My primary life’s goal is to build a train set in my head. That may need some explaining.
When my family moved from L.A. to Seattle in the ’80s, I was introduced to an unfinished train set in the attic of our new house.
To a 5-year-old it was approximately 300 feet long by 80 feet wide. It was amazing and slightly tragic. There was a cluster of white Christmas lights hovering above it to represent a cosmos, and the rest of the attic was unfinished and empty.
I decided I would just imagine building my own train set instead of finishing someone else’s. I turned to books to begin gathering information. My knowledge gathering has expanded from there.
If something interests me, I want to understand it well enough that I can hold a quality conversation about it with someone who is diehard on the topic. The problem with diehards is their keen ability to spot weekend enthusiasts, so I had to start to do things.
I’ve played with stringed instruments, glass-blowing, ancient Chinese strategy games and the innards of desktop computers. I’ve traveled. All this in the name of crafting and perfecting my train set.
I want to be a cook.
As you can likely imagine, my wife was a touch skeptical of my sudden interest in pole-vaulting us into poverty so I can learn something new … again.
Expecting this, I did my research and spun a yarn certain to sell her on gambling with our livelihood.

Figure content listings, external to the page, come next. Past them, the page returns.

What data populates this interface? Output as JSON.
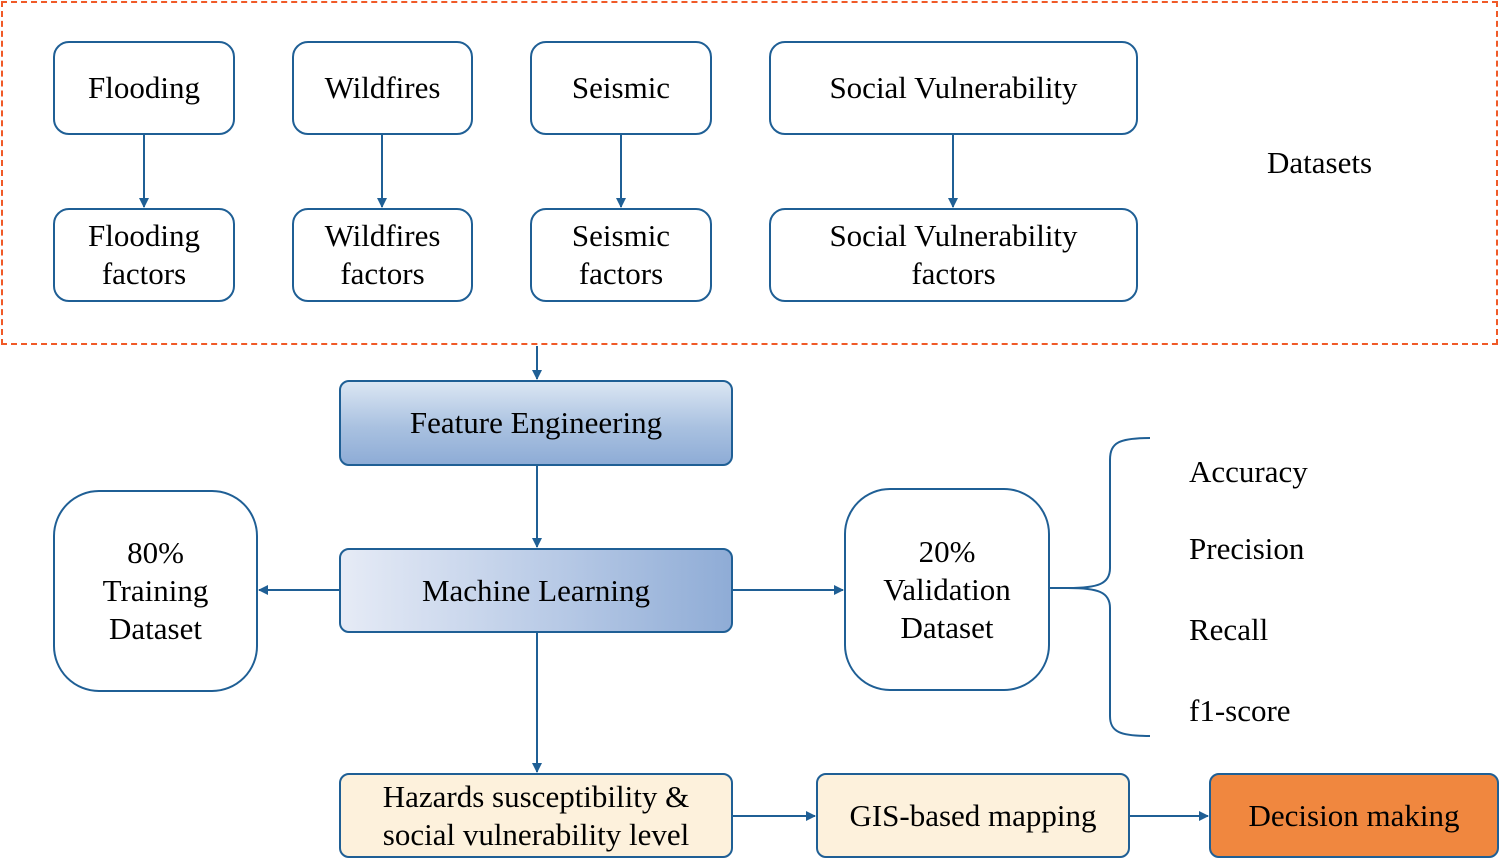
{
  "datasets_label": "Datasets",
  "sources": [
    {
      "name": "Flooding",
      "factors": [
        "Flooding",
        "factors"
      ]
    },
    {
      "name": "Wildfires",
      "factors": [
        "Wildfires",
        "factors"
      ]
    },
    {
      "name": "Seismic",
      "factors": [
        "Seismic",
        "factors"
      ]
    },
    {
      "name": "Social Vulnerability",
      "factors": [
        "Social Vulnerability",
        "factors"
      ]
    }
  ],
  "feature_engineering": "Feature Engineering",
  "machine_learning": "Machine Learning",
  "training": [
    "80%",
    "Training",
    "Dataset"
  ],
  "validation": [
    "20%",
    "Validation",
    "Dataset"
  ],
  "metrics": [
    "Accuracy",
    "Precision",
    "Recall",
    "f1-score"
  ],
  "hazards": [
    "Hazards susceptibility &",
    "social vulnerability level"
  ],
  "gis_mapping": "GIS-based mapping",
  "decision_making": "Decision making",
  "colors": {
    "box_border": "#1f5f95",
    "dashed_border": "#f05a28",
    "decision_fill": "#f0873f",
    "hazards_fill": "#fdf1dc"
  }
}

Johnson County Community College has one of the best culinary programs in the country.
I’ll be working as an apprentice, 40 hours a week guaranteed. I’ll be making tens of dollars. I already have a copy of “The Professional Chef,” which saves us several dollars!
We can finally explain my giant knife collection to the neighbors. We can rediscover coupons! Our girls are almost ready for college and the poorer we are the less they will expect from us. It will improve their self-reliance.

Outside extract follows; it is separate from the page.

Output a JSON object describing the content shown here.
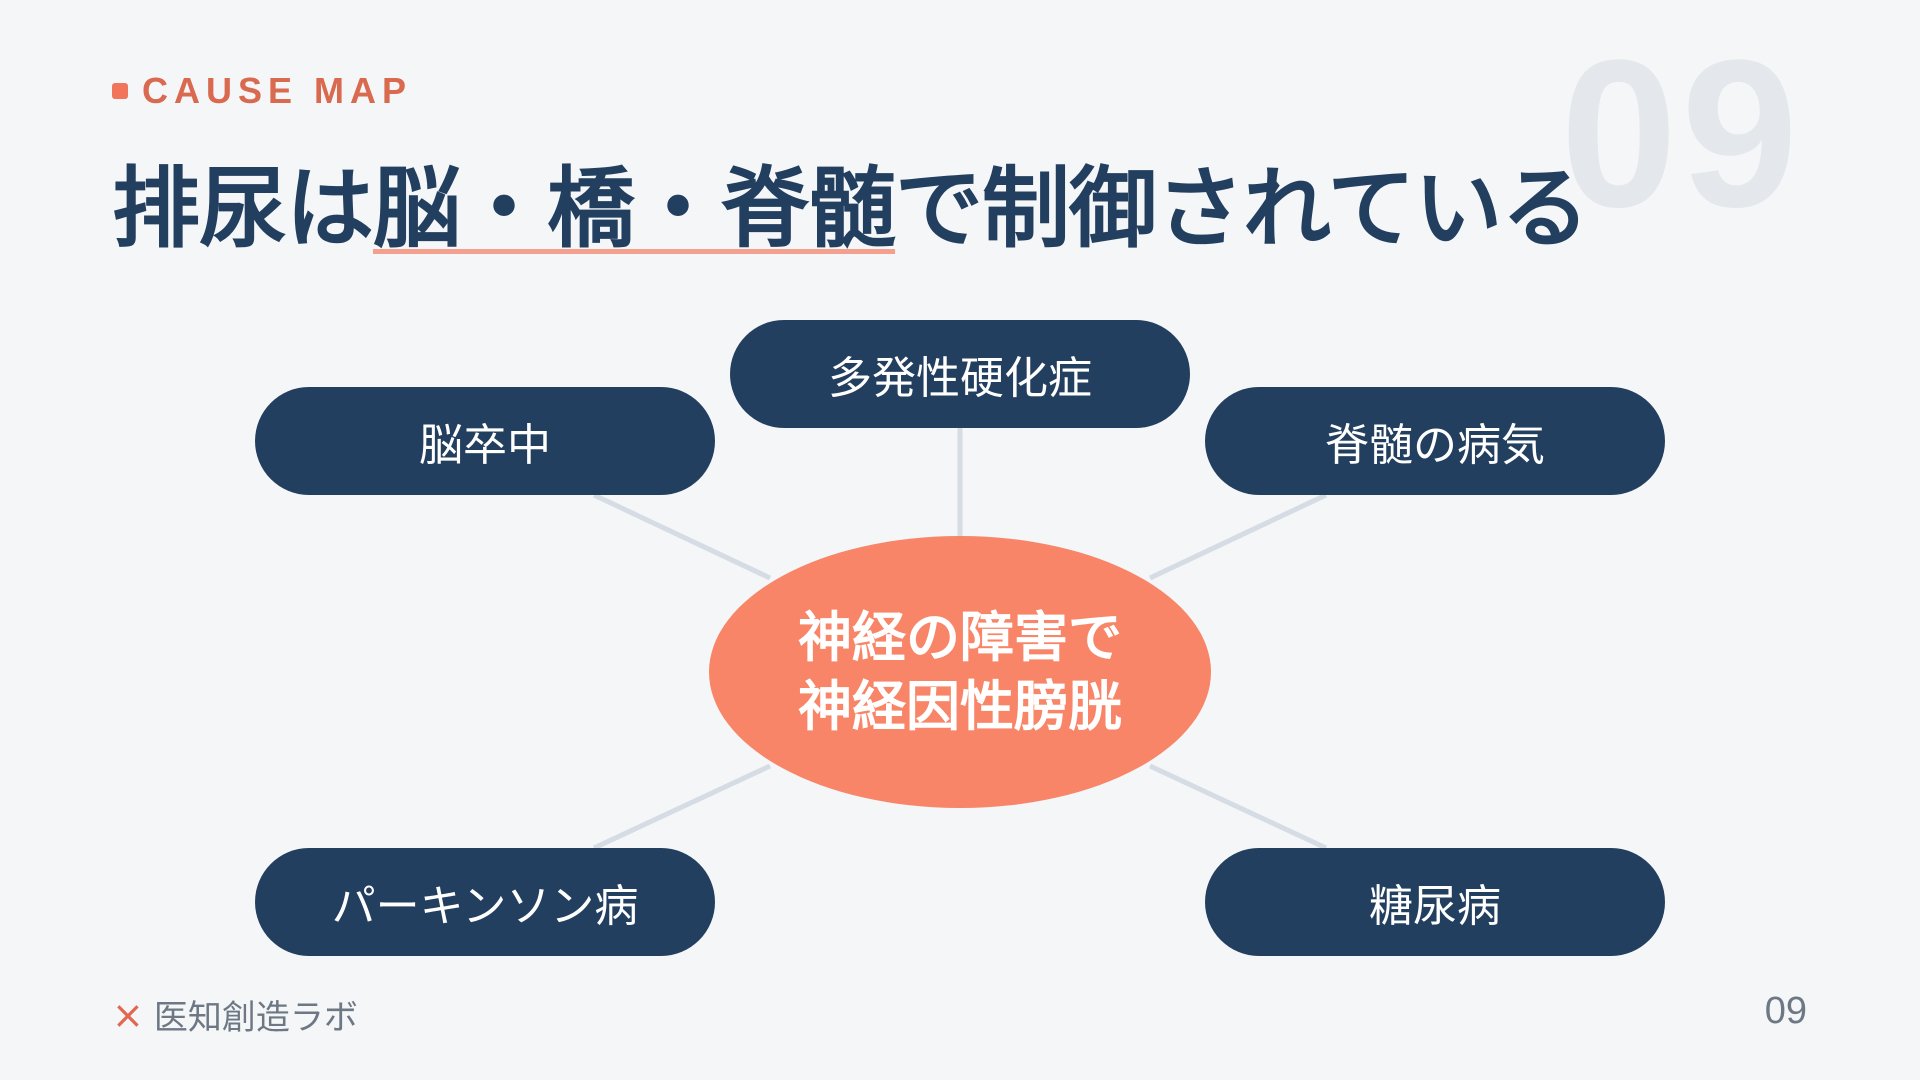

My beautiful wife succumbed to my nonsense, and I immediately bought a new knife.
That was some months ago and I’m already certain that I will never perfect the culinary adornments on the train set. There is too much.

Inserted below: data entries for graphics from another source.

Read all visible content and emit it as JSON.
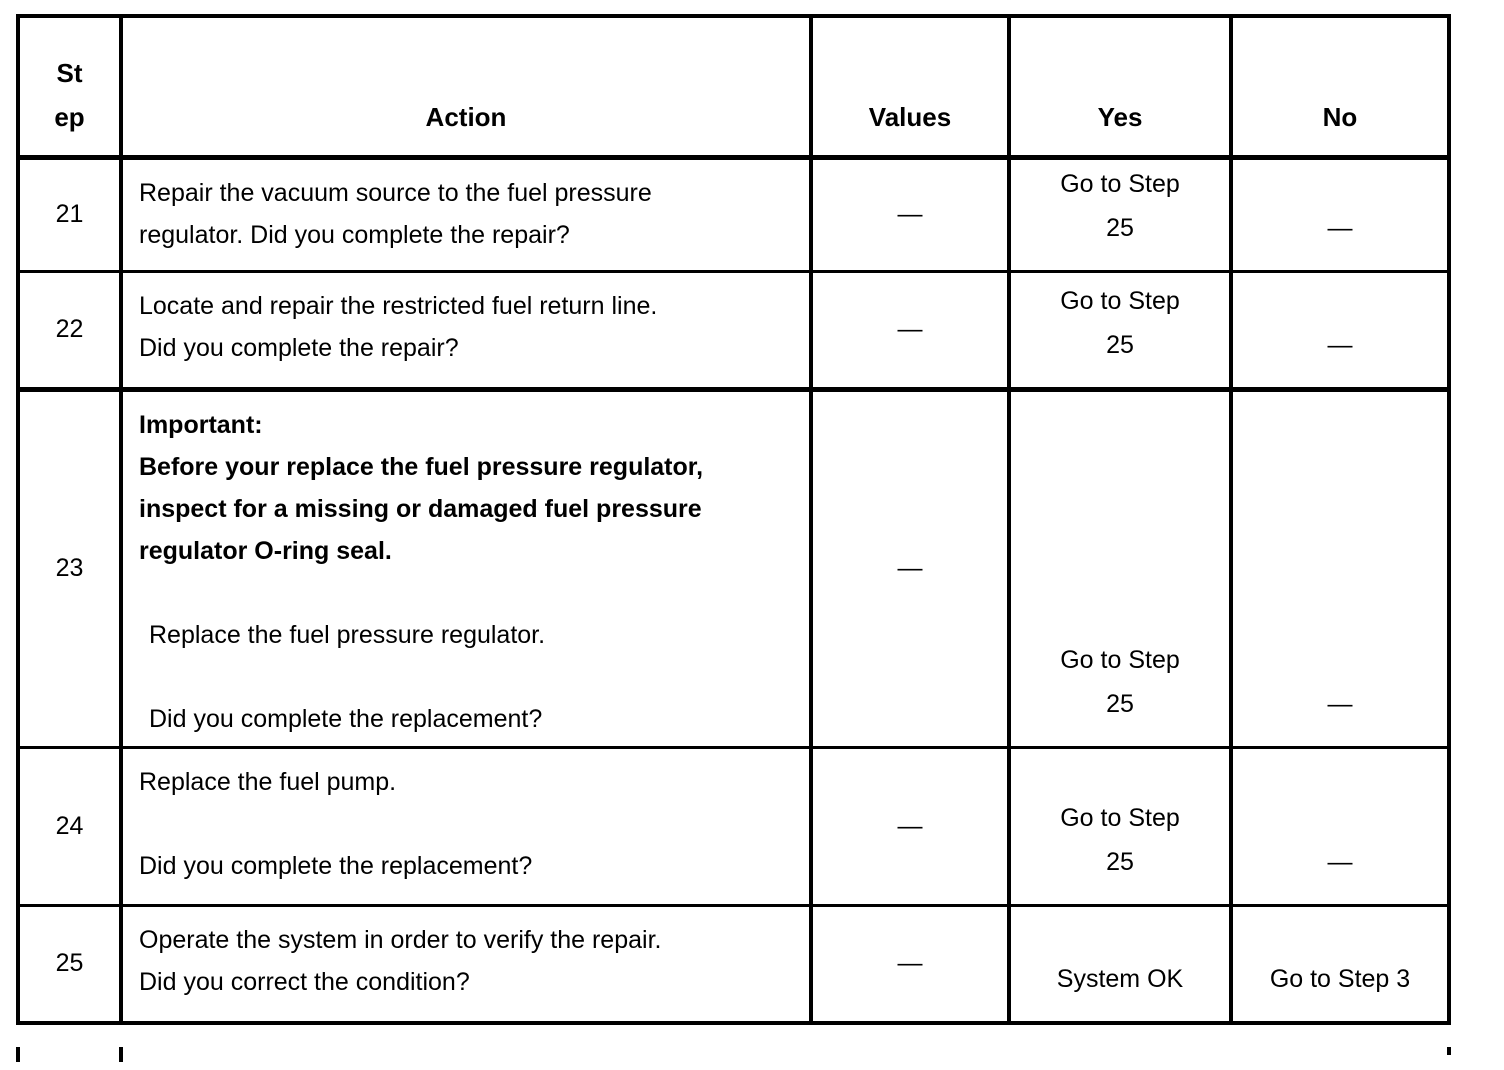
{
  "header": {
    "step_line1": "St",
    "step_line2": "ep",
    "action": "Action",
    "values": "Values",
    "yes": "Yes",
    "no": "No"
  },
  "rows": [
    {
      "step": "21",
      "action": [
        "Repair the vacuum source to the fuel pressure",
        "regulator. Did you complete the repair?"
      ],
      "values": "—",
      "yes": [
        "Go to Step",
        "25"
      ],
      "no": "—"
    },
    {
      "step": "22",
      "action": [
        "Locate and repair the restricted fuel return line.",
        "Did you complete the repair?"
      ],
      "values": "—",
      "yes": [
        "Go to Step",
        "25"
      ],
      "no": "—"
    },
    {
      "step": "23",
      "action": [
        "Important:",
        "Before your replace the fuel pressure regulator,",
        "inspect for a missing or damaged fuel pressure",
        "regulator O-ring seal.",
        "",
        "Replace the fuel pressure regulator.",
        "",
        "Did you complete the replacement?"
      ],
      "values": "—",
      "yes": [
        "Go to Step",
        "25"
      ],
      "no": "—"
    },
    {
      "step": "24",
      "action": [
        "Replace the fuel pump.",
        "",
        "Did you complete the replacement?"
      ],
      "values": "—",
      "yes": [
        "Go to Step",
        "25"
      ],
      "no": "—"
    },
    {
      "step": "25",
      "action": [
        "Operate the system in order to verify the repair.",
        "Did you correct the condition?"
      ],
      "values": "—",
      "yes": [
        "System OK"
      ],
      "no": "Go to Step 3"
    }
  ]
}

JCCC’s culinary program is brim full of quality people, and bits and gizmos I only marginally comprehend. My approach has always been to research something until I am able to appreciate what mastery looks like in that field, but never expecting to master it myself.
I can’t say that I have the appropriate gusto to survive the focus I will require for this 3-year program, but my bones will graduate. I will figure out food!
My middle-aged limbs will make homework happen. I will wake up in the ludicrous deepness of 5 a.m. to manufacture product for the omelette groupies at William Jewell College, where I do apprenticeship under the clever and vehement chef Jim Tinkham.
If mastery occurs, so be it, but my determination lay in assembling understandings. I will pepper restaurant knowledge throughout my brainscape with monstrous abandon until I can impress laypeople with the craftsmanship.
I will be a cook, or I will understand what cooks do and tell everyone about it.
Through the kindness and trust of The Star’s food editor Jill Silva, I get to tell you about it. So if you could, please excuse me my ignorance and my arrogance. I’m new here. I haven’t had those things beaten out of me yet.